The Light That Obscures The Stars
Our nights may be illuminated for our convenience - but at the cost of beauty
Take a step outside of your door at night and look up. What do you see? A breathtaking spectacle or black, empty nothingness? Endless shimmering stars stretching across the heavens or a black canvas dotted here and there with faint glimmers that might be stars (or passing aeroplanes)? The outcome of this exercise ultimately depends on where your dwelling place resides: the city or the village, the rural or the urban, the wilderness or the urban “jungle”. For in the city, the light of the stars must compete with other lights, the lights of our industrial and electrified age1.
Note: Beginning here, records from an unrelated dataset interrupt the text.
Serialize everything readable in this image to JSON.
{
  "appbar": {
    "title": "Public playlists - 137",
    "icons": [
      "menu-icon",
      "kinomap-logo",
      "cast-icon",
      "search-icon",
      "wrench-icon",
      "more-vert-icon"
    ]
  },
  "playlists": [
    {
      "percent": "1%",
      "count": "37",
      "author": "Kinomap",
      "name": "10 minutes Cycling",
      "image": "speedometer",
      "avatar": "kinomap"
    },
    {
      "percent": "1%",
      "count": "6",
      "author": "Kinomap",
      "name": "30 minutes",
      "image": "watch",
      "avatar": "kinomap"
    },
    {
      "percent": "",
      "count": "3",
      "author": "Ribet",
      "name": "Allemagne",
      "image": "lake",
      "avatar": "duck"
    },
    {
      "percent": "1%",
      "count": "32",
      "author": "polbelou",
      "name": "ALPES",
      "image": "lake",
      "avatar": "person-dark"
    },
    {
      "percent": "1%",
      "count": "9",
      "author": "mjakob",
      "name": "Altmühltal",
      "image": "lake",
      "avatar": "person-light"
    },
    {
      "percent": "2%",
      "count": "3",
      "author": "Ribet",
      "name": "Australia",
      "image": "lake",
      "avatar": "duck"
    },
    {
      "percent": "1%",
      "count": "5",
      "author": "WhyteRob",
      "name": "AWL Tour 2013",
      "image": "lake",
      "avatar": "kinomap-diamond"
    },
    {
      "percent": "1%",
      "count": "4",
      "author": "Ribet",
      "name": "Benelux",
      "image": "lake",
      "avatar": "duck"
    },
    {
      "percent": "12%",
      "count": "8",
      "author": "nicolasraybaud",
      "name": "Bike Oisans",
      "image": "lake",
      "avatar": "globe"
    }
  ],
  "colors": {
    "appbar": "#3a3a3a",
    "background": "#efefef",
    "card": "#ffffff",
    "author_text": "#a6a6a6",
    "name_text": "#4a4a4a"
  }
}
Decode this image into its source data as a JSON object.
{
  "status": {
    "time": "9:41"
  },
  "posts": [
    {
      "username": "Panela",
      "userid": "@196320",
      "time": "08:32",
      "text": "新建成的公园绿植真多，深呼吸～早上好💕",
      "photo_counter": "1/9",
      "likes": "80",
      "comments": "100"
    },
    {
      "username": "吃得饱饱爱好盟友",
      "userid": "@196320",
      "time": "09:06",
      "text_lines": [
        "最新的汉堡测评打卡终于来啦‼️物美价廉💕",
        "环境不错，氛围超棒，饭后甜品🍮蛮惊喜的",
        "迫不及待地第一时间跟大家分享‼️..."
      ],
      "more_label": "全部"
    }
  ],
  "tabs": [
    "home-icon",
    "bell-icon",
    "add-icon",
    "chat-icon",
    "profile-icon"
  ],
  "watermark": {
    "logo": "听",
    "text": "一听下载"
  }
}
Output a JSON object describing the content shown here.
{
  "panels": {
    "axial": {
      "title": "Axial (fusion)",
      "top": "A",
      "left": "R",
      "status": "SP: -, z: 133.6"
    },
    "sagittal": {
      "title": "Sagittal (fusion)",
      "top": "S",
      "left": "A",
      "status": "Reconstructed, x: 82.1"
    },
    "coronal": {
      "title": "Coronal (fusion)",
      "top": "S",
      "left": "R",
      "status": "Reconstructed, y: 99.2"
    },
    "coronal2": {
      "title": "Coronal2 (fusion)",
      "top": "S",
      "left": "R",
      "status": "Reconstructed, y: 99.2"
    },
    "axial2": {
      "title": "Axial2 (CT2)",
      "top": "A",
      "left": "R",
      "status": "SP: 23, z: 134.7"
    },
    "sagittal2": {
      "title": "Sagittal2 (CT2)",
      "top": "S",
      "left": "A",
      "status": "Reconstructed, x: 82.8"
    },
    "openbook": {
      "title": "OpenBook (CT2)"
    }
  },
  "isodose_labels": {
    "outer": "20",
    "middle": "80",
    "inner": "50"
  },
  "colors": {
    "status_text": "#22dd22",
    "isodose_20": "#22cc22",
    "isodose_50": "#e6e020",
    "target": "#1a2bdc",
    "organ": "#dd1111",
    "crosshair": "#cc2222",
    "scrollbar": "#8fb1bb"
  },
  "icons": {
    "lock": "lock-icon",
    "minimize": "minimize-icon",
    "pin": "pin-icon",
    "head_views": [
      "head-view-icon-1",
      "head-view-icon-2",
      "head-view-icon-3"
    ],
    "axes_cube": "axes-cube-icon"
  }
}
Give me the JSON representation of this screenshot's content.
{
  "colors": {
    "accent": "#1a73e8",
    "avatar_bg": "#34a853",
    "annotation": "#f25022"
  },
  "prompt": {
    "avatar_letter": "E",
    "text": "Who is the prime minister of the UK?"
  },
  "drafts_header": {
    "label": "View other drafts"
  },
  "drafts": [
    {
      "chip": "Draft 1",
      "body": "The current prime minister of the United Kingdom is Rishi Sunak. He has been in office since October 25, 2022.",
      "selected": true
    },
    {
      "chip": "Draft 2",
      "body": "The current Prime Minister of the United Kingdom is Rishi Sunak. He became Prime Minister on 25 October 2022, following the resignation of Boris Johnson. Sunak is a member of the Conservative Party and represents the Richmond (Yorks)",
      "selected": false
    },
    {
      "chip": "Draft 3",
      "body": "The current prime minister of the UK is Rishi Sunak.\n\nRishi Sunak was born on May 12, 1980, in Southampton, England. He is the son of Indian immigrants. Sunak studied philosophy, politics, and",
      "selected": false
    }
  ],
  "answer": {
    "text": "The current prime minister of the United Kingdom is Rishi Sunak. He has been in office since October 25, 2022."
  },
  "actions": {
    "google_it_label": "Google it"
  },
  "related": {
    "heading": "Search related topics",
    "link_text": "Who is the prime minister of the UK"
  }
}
Our urban spaces, while giving us so much good, have also taken away from their inhabitants so much of that which is precious from creation: nature, silence and solitude, and clean fresh air. But perhaps one of the most precious things that urban spaces deprive us of is the nightly spectacle of a sky saturated with glimmering celestial bodies. As improbable as it seems, light pollution from our streetlights, headlights, and industries is strong enough to obscure and outshine the light emanating from stars whose sheer size would make our sun seem obsolete. The impossible task that Abraham was given by God to number the stars in the sky, is now well within the realms of possibility for modern urban dwellers who strain to make out the few faintly glimmering stars that remain in the empty void of the city night sky.
We have deprived ourselves of so much beauty, majesty and awe — and we barely seem to even notice.
Perhaps this is one of the plethora of reasons why our modern western societies are so inward-looking and infatuated with self, and thus so prepared to destroy and degrade our natural world: we have lost one of the greatest and starkest reminders of our minuteness and ‘cosmic insignificance’2 which puts humanity in its proper place. As I have argued elsewhere, we have lost our sense of awe partly because we are no longer exposed to that which is truly awesome. This dynamic is clearly at play here as instead of being awestruck by the profusion of stars, we are infatuated with a different light — the glow of the innumerable screens which glimmer in our cities and homes. This is the glow of trivial light, addictive light, and profane light — a light emanating forth from pixels shining with the glitters and shimmers of social media, stock market reports, and celebrity gossip.
And it has blinded us to that which is truly awesome.